C’est ainsi qu’en lieu et place de l’organisation de la résistance au FPR dans Kigali, une vague d’arrestations massive fut organisée. Le 9 octobre 1990, le ministère de la Justice rwandais admettait l’arrestation de 3 000 personnes environ. En fait, les chiffres sont évalués à 10 000.

Selon M. Gérard Prunier " de toute évidence, ces arrestations ne visent pas des partisans du FPR (très peu nombreux, et pas tous connus des services de police) ; elles frappent à l’aveuglette Tutsis éduqués et Hutus contestataires, en fait quiconque n’est pas bien vu des élites au pouvoir (et même leurs amis et relations de travail ; de plus, les arrestations servent souvent à liquider des dettes en se débarrassant des créanciers) ainsi que les résidents d’autres pays africains, principalement des Zaïrois et des Ougandais, car, même modestes, des commerçants sont toujours bons à pressurer financièrement. " Selon le même auteur, le Ministre de la Justice, M. Théodore Mujyamana, avait à l’époque déclaré : " nous avons des preuves solides de la culpabilité de tous les détenus... et être relâché n’est pas une preuve d’innocence. "

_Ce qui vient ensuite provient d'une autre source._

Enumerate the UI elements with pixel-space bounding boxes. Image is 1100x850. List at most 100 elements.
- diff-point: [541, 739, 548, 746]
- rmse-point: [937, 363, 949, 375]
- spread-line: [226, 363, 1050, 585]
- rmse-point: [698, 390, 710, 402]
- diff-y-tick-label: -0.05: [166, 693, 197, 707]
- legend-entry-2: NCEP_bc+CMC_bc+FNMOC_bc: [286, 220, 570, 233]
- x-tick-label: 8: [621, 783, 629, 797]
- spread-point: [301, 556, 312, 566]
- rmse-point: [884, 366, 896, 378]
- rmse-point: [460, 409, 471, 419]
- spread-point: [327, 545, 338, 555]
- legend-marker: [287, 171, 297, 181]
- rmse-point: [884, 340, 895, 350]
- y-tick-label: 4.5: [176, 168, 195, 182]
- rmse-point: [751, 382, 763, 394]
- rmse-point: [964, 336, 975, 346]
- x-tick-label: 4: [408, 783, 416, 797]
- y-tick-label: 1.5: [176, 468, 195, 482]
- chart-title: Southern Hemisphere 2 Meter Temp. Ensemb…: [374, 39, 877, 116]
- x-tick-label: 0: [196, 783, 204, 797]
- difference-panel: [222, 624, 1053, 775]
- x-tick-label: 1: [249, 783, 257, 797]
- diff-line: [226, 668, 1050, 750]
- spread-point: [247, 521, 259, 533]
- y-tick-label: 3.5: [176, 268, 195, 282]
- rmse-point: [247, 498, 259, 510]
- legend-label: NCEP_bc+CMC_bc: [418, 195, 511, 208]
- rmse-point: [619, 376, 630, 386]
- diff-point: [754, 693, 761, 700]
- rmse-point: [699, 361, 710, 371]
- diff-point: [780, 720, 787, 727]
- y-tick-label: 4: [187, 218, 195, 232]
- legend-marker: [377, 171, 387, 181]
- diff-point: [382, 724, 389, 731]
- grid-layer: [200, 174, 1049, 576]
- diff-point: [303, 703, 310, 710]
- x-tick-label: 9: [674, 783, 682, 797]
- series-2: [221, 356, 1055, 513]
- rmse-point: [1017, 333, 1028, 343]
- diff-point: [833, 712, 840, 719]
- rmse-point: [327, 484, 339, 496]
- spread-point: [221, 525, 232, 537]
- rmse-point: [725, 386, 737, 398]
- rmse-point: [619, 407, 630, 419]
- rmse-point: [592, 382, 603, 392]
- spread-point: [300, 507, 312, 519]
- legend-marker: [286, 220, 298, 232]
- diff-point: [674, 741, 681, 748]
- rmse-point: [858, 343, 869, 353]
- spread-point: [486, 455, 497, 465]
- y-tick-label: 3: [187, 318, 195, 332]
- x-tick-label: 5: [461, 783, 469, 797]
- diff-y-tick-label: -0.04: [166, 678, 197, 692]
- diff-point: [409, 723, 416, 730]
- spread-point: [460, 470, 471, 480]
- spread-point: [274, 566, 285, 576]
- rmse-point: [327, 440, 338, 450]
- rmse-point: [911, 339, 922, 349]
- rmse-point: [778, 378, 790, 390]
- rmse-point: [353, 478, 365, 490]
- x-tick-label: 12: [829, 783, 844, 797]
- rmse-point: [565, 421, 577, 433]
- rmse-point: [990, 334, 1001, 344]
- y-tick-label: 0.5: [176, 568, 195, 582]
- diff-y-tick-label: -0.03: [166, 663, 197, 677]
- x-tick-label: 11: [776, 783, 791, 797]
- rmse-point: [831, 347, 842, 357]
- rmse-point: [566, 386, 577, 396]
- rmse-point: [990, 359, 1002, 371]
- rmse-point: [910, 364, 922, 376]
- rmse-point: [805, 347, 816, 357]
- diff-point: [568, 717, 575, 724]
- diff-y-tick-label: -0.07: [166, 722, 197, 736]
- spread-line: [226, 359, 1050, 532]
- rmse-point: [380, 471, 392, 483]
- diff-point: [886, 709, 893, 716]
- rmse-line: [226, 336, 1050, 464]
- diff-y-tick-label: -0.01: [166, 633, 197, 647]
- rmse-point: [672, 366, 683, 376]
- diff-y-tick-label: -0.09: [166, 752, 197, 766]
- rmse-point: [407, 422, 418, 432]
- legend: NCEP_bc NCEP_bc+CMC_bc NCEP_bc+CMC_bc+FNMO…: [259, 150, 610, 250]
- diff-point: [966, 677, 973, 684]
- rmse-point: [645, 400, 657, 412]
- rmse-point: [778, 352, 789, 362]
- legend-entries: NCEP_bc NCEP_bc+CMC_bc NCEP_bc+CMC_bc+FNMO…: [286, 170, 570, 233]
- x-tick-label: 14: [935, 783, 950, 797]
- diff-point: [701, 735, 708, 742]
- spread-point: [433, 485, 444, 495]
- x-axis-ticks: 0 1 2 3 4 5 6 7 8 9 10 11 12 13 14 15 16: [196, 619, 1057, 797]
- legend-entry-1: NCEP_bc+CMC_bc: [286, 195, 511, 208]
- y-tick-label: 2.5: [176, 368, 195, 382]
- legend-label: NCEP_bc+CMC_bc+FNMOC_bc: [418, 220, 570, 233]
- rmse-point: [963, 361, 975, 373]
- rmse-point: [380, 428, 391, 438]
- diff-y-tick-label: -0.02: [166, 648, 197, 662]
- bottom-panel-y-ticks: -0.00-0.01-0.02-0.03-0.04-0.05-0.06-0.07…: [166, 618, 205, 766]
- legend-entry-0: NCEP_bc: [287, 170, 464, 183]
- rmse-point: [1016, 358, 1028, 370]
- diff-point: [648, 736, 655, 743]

En fait, les motifs d’arrestation sont souvent vagues et peu de procès auront lieu. Par delà ces arrestations, d’autres manifestations du raidissement du régime interviendront, comme le remplacement du Procureur général, M. Alphonse-Marie Nkubito, considéré comme trop libéral.

Le Ministre de la Défense, intervenant à la radio nationale, demandera à la population de traquer les infiltrés. Cet appel sera immédiatement suivi d’effet. Une partie des soldats du FPR, vaincus, se réfugieront dans la région du Mutara, au nord-ouest du Rwanda. Cette région est une zone traditionnelle de l’émigration tutsie vers l’Ouganda. Or, 348 civils tutsis y seront massacrés entre le 11 et le 13 octobre 1990, et plus de 500 maisons seront incendiées dans la seule commune de Kibilira. S’il s’agit là d’un massacre dont l’ampleur est relative, compte tenu du caractère massif des exterminations constatées dans la région, ses caractéristiques méritent qu’on s’y arrête.

D’abord, aucune des victimes n’est un combattant du FPR ; il ne semble pas non plus qu’il s’agisse de sympathisants avérés de ce mouvement : il serait en effet extraordinairement risqué d’afficher de telles sympathies et les Tutsis conservent le souvenir des persécutions de la période de 1959 à 1962.

Ensuite, les massacres sont commis par les paysans sous la conduite des autorités civiles, selon les règles bien connues de la corvée collective. Interrogé sur la révolte qui aurait poussé les paysans du nord-ouest à massacrer les Tutsis, le Président Juvénal Habyarimana répond placidement dans une conférence de presse : " Il ne s’agit pas d’une révolte. Tout le monde obéit. " Enfin, les dirigeants locaux sous l’autorité desquels les massacres ont été commis ne seront pas inquiétés par le pouvoir central.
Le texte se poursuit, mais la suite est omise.